Este livro tem a intenção de ser um lugar seguro e de pertencimento.
Quantas tentativas cabem em uma vida? Quantas experiências são necessárias? Será que há um limite para os nossos esforços? Não sei. No que diz respeito ao meu empenho para tentar chegar ao corpo que desejo, eu juro que já fiz de tudo que você pode imaginar.
L.
Magricela, esqueleto, vara de cutucar estrelas, sarrafo, esquelética, varapau, palito, cabide, raquítica, girafa esses são apenas algumas formas que se referiam a mim, [...].
A.
‘Você está gorda’
, dizia enquanto me olhava. Se essa pessoa era ruim? Não, claro que não. Mas o modo como essas palavras soaram no tempo de minha infância me feriu e marcou profundamente.
G.
[...], sabe o que eu faço diante dessas emoções? Eu como sem parar. Meu coração acelera, mas não é resultado de alguma alegria, a sensação [...] de observar a cidade e a vida do alto de uma roda-gigante que eu sei que uma hora vai parar. [...] não consigo descer. Então despenco e me perco.
S.
’Tem que raspar o prato’
, diz, sem me olhar. Será que finge ou realmente não percebe que estou satisfeita [...].
M.
Domingo. Um novo dia traz a sensação de que hoje vou conseguir. Fui perfeita no café da manhã. Então veio a ansiedade do fim de tarde, o vazio incômodo [...]. Lembrei-me do biscoito fit para a semana. Comi o pacote todo. Isso fez com que eu me sentisse culpada e com raiva. Novamente dormirei pensando se aguento fazer jejum até o almoço para compensar.
B.
As pequenas coisas?
Os pequenos momentos?
Eles não são pequenos.
Jon Kabat-Zinn
É com alegria e amorosidade que desejo partilhar com todos vocês o cenário formado traço a traço, cor a cor pelos caminhos que, no início, pareciam não querer se encontrar. As palavras também compõem esse lugar que desenhei e que estranha potência
elas têm para desvendar, como escreveu a poeta Cecília Meireles. Elas podem ser ilustradas por meio do silêncio de um olhar, no grito crescente de um desespero, na consumação de uma alegria dentre tantas outras situações. E é com muito respeito e vontade que busquei a gentileza das palavras para escrever este livro.
Tenho caminhado por um pouco mais de vinte anos desde o início de minha formação em Psicologia e, quando olho para trás, para esse lugar delineado, observo e agora compreendo as boas escolhas que fiz.

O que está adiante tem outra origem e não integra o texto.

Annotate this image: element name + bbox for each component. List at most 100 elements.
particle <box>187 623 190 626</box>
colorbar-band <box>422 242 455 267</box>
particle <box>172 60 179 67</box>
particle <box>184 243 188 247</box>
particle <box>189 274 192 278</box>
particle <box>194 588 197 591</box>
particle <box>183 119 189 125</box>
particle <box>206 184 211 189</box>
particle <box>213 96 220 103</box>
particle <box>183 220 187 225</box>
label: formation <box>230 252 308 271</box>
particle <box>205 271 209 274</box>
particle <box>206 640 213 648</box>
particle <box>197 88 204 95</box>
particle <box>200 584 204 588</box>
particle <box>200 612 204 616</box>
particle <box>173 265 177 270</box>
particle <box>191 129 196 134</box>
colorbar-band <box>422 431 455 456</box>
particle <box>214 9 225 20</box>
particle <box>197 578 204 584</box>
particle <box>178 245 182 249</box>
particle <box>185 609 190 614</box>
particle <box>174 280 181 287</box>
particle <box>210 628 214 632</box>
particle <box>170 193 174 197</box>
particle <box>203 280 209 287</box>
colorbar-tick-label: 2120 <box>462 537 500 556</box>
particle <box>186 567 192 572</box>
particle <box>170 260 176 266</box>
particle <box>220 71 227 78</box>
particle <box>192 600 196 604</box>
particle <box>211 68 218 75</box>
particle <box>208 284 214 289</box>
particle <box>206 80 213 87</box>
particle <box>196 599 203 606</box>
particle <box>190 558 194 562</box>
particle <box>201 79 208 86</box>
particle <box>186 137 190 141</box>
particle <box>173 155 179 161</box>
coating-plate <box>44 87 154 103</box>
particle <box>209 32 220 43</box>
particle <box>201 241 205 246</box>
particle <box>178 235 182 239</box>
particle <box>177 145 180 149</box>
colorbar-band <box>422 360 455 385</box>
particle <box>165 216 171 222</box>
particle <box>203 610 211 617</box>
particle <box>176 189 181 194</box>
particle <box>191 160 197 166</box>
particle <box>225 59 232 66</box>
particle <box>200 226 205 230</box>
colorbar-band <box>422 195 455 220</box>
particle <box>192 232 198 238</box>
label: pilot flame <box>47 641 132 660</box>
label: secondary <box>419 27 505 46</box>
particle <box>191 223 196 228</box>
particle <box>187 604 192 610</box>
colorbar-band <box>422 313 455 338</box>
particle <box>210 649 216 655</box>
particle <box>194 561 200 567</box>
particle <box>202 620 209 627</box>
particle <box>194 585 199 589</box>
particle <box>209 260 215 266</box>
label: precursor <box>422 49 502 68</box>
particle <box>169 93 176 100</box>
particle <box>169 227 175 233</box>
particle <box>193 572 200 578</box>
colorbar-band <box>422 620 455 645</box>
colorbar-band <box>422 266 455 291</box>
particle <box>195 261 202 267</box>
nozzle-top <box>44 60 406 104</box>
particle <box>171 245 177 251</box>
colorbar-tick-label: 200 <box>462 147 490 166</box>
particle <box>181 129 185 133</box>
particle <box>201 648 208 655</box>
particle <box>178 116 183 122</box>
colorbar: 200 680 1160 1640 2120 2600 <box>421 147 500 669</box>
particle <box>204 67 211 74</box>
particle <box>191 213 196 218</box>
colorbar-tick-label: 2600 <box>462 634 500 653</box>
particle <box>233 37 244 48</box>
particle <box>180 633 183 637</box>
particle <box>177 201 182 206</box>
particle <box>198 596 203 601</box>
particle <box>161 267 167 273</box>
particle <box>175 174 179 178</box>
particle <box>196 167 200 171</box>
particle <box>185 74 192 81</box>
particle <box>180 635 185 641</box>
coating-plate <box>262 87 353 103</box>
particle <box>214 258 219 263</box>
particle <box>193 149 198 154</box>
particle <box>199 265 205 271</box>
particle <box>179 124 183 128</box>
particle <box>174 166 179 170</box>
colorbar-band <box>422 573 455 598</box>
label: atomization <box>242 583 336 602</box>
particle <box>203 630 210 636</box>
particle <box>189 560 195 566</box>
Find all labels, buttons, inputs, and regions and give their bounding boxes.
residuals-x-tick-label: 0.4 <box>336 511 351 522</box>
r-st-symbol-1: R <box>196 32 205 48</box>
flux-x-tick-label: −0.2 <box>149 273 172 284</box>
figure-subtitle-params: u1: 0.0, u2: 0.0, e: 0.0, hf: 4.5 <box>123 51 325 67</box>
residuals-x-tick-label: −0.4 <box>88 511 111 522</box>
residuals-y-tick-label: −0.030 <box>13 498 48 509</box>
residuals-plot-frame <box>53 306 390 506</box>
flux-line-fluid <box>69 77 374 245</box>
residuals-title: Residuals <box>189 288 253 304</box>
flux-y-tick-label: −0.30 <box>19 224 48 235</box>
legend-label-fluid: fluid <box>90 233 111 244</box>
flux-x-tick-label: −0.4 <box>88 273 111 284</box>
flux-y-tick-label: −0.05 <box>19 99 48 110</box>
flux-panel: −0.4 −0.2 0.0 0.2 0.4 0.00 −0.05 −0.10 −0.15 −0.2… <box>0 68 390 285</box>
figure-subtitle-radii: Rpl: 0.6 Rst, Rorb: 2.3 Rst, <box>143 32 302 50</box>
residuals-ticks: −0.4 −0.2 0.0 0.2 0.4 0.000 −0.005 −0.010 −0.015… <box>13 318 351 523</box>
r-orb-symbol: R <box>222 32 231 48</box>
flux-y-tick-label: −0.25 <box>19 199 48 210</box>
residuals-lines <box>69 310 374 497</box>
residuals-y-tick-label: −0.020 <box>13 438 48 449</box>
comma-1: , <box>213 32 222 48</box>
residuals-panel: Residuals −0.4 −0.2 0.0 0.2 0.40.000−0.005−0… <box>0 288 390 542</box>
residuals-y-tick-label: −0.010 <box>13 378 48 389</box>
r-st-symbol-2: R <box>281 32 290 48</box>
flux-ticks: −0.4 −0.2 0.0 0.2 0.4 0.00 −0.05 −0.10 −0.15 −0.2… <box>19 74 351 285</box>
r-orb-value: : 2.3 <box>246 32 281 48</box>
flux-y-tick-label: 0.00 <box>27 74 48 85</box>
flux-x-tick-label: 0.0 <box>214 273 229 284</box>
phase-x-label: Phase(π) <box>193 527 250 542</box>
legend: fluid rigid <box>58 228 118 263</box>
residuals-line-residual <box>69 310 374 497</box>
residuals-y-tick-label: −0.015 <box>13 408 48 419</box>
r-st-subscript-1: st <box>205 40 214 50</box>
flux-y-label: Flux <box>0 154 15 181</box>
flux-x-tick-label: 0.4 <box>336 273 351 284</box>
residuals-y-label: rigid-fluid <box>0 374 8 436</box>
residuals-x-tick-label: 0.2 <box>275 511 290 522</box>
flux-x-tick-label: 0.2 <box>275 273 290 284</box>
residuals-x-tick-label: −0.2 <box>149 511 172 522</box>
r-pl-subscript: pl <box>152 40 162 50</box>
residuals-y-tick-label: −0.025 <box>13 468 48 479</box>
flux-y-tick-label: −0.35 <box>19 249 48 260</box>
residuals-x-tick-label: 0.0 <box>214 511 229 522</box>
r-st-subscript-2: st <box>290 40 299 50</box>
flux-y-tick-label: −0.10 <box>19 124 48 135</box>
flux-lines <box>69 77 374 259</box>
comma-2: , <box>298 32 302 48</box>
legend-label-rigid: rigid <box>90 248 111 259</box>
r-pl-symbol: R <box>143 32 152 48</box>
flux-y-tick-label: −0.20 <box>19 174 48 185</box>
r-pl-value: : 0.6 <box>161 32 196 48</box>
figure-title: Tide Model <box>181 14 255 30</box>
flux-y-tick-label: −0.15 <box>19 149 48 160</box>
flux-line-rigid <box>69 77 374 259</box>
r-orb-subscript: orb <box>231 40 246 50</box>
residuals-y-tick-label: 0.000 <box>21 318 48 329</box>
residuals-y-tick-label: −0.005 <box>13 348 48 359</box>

Ao voltar às minhas memórias, recordei as vozes de minha infância que me falavam sobre meu jeito de apoiar e ouvir os outros. Na época da minha escolha profissional, foi conversando com uma amiga que pensava em prestar vestibular para Psicologia, que tive o insight de que esse curso combinava com minhas habilidades que considero imanentes: o auxiliar e o escutar.
As chances e os obstáculos são vistos por mim como momentos de gratidão, pois foram eles que me ajudaram a conseguir algo de que tenho muito orgulho: minha profissão.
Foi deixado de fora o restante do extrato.